Taehyung guardò l’altro scuotendo la testa. Dovevano
lasciar stare, non era la loro vita, non avrebbero dovuto immischiarsi in certe
faccende.
«Lasciami parlare.» Il ragazzo prese posizione alzandosi e fronteggiando in
punta di piedi il collega, tentando vanamente di mantenere un contatto pari
occhi negli occhi nonostante la differenza di altezza. «Te lo dico, secondo me
non è la scelta giusta. Cosa ti costa dirgli la verità? Cosa?»
Jin si morse il labbro inferiore scostando lo
sguardo. Effettivamente sarebbe stata la mossa più ovvia, allora perché il solo
pensiero di dover rivelare a Jungkook la data della
partenza gli dava un senso di nausea misto a spaesamento? Avrebbe atteso,
mancava ancora un po’ di tempo in fondo.
«Jimin, lascialo.» La mano di Tae strinse la spalla
spostando il compagno che s’era aggrappato alla maglia dell’altro,
strattonandola con forza.
«Non lo accetto, non è giusto… e se J-»
«Basta!» La voce malferma del maggiore si levò sulle altre, il rifiuto
categorico di continuare la conversazione era palese. Non avrebbe parlato, e
cominciava a dubitare di aver fatto la cosa giusta rivelando ai due la notizia;
«lasciatemi in pace.» Si diresse verso la porta della sala comune, sbattendola
incurante del tonfo sordo prodotto dalla propria ira. Possibile non riuscire a
trovare un solo attimo di quiete tra quelle mura soffocanti? Erano da poco
tornati dal tour, carichi di mesi e mesi di lavoro incessante, prove,
esibizioni, rifacimenti, rielaborazioni.
E non ne poteva più.
Voleva trovare calma, una calma ricercata da parecchio, una calma necessaria dopo
la conclusione di uno dei più impegnativi momenti della sua vita. Tutto
inutile. Tornare a casa di fatto lo stava portando a dover affrontare ciò che che ormai non poteva più essere rimandato. Non che
dispiacesse servire con orgoglio, donando il proprio cuore e le proprie mani
allo Stato di appartenenza, semplicemente avrebbe dovuto farsi forza e
separarsi da loro: una famiglia acquisita che lo aveva portato ad affrontare
non poche difficoltà, molti sorrisi, gioie e malessere.

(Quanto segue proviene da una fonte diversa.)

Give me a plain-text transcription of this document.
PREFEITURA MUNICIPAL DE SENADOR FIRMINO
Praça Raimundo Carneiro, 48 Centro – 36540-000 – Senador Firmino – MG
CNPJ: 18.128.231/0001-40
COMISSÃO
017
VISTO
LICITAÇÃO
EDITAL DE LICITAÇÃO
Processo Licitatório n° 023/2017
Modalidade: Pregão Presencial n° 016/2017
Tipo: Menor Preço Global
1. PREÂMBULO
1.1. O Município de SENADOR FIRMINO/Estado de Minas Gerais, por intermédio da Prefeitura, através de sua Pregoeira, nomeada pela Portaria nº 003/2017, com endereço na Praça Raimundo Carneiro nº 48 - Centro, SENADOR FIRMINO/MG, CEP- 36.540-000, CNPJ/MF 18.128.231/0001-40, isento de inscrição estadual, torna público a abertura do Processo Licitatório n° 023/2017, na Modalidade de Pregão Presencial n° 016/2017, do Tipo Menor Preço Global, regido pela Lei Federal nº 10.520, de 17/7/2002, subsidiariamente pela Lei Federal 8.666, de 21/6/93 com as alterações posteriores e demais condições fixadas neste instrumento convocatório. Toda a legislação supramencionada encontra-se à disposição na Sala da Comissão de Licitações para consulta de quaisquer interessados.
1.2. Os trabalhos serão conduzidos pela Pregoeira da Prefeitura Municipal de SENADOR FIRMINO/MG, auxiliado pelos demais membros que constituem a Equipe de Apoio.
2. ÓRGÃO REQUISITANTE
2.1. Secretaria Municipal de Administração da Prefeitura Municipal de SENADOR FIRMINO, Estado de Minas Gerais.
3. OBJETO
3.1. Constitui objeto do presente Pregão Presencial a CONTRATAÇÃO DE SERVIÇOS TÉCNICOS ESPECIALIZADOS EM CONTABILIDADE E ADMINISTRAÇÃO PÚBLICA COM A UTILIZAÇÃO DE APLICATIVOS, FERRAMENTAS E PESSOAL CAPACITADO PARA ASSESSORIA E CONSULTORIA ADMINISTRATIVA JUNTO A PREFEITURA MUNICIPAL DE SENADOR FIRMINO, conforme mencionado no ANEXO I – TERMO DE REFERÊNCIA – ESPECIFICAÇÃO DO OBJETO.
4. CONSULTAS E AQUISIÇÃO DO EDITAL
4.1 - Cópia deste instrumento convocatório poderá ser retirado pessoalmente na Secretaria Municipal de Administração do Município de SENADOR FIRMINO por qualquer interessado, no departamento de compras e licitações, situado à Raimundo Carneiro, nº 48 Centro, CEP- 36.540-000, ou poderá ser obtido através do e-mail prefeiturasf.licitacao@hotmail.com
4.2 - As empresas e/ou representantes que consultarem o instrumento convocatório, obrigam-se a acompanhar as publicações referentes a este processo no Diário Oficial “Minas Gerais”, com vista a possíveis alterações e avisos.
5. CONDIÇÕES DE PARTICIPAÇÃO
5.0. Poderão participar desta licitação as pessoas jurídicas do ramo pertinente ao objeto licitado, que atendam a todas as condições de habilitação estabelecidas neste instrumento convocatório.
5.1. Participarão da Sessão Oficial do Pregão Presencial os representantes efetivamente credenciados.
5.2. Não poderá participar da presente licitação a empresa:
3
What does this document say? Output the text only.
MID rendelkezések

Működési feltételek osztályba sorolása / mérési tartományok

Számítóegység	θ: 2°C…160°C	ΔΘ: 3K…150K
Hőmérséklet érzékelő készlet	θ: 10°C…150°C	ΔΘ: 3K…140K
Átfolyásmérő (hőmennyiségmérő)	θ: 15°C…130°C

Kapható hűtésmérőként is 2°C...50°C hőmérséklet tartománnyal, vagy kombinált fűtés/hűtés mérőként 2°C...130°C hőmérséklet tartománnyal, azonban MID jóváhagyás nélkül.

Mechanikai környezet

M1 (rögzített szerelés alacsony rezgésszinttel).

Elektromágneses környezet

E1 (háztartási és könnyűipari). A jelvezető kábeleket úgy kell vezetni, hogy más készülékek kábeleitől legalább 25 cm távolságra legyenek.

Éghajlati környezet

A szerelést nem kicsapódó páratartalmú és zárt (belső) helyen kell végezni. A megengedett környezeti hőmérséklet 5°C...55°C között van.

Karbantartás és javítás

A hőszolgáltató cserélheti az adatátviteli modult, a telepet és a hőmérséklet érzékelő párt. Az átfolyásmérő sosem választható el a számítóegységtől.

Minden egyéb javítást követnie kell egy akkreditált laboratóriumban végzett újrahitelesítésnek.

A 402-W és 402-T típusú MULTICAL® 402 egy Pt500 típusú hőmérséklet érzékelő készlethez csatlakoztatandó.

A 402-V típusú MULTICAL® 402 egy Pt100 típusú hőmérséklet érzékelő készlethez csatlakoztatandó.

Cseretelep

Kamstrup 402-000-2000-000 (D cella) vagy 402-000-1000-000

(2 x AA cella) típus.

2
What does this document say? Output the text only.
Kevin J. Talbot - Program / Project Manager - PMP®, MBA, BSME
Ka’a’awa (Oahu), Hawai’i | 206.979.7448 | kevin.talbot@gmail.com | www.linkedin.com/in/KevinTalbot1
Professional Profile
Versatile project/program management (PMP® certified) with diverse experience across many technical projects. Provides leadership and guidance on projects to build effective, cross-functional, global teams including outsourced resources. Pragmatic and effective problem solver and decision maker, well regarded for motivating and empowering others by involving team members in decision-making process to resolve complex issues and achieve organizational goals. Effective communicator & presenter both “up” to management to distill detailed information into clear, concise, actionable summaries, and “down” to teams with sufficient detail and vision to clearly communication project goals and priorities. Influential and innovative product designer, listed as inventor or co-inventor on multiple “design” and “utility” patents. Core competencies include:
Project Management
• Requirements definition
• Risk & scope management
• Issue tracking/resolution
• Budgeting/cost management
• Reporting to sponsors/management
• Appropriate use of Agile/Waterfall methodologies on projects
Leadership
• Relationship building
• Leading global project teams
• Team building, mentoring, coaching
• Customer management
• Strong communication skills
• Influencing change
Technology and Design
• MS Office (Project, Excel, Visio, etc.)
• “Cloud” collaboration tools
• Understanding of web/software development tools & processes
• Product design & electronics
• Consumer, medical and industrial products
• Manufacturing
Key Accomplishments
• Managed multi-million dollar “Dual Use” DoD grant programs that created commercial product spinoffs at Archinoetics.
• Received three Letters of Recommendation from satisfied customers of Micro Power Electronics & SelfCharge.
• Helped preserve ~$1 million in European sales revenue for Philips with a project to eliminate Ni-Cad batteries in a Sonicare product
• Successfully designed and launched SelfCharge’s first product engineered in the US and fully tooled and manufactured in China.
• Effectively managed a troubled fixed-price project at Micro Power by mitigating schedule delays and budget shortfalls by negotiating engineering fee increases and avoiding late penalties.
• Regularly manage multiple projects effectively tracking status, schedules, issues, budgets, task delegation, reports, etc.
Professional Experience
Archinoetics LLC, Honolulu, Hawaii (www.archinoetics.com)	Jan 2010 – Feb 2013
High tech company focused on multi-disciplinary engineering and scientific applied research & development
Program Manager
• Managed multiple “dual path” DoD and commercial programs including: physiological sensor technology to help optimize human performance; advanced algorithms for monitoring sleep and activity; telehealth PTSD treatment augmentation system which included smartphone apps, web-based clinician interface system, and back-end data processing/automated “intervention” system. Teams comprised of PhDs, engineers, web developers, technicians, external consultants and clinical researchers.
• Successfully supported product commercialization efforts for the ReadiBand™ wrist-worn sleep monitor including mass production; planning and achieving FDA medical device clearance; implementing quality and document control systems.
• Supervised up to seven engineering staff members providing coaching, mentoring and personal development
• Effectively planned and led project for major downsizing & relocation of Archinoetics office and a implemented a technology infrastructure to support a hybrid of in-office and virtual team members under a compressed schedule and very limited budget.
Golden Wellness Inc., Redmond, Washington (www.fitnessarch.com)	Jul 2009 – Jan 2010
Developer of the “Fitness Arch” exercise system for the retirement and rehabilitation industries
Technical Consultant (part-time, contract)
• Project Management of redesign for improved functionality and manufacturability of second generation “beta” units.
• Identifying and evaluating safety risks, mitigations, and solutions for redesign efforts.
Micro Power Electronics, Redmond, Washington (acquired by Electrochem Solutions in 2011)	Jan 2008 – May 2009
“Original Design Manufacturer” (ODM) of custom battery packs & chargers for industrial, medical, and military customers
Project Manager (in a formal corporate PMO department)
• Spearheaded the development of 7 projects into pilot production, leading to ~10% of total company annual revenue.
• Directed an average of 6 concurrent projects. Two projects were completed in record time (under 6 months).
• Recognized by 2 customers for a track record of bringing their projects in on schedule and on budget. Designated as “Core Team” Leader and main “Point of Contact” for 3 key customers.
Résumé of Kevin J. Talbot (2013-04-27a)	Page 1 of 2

Pur sempre la sua famiglia.
Amici, compagni, colleghi. Testardi, impiccioni, alle volte immaturi, ma pur
sempre loro, pur sempre le persone più importanti.
E poi lui, Jungkook: avrebbe aperto il proprio cuore andando
da lui, avrebbe detto ciò che pensava da parecchio tempo e poi se ne sarebbe andato
con il petto vuoto da ogni pressione. Certo, fosse stato tanto facile ci
sarebbe già riuscito. Di tempo ne aveva ancora a sufficienza, ma sarebbe
realmente bastato?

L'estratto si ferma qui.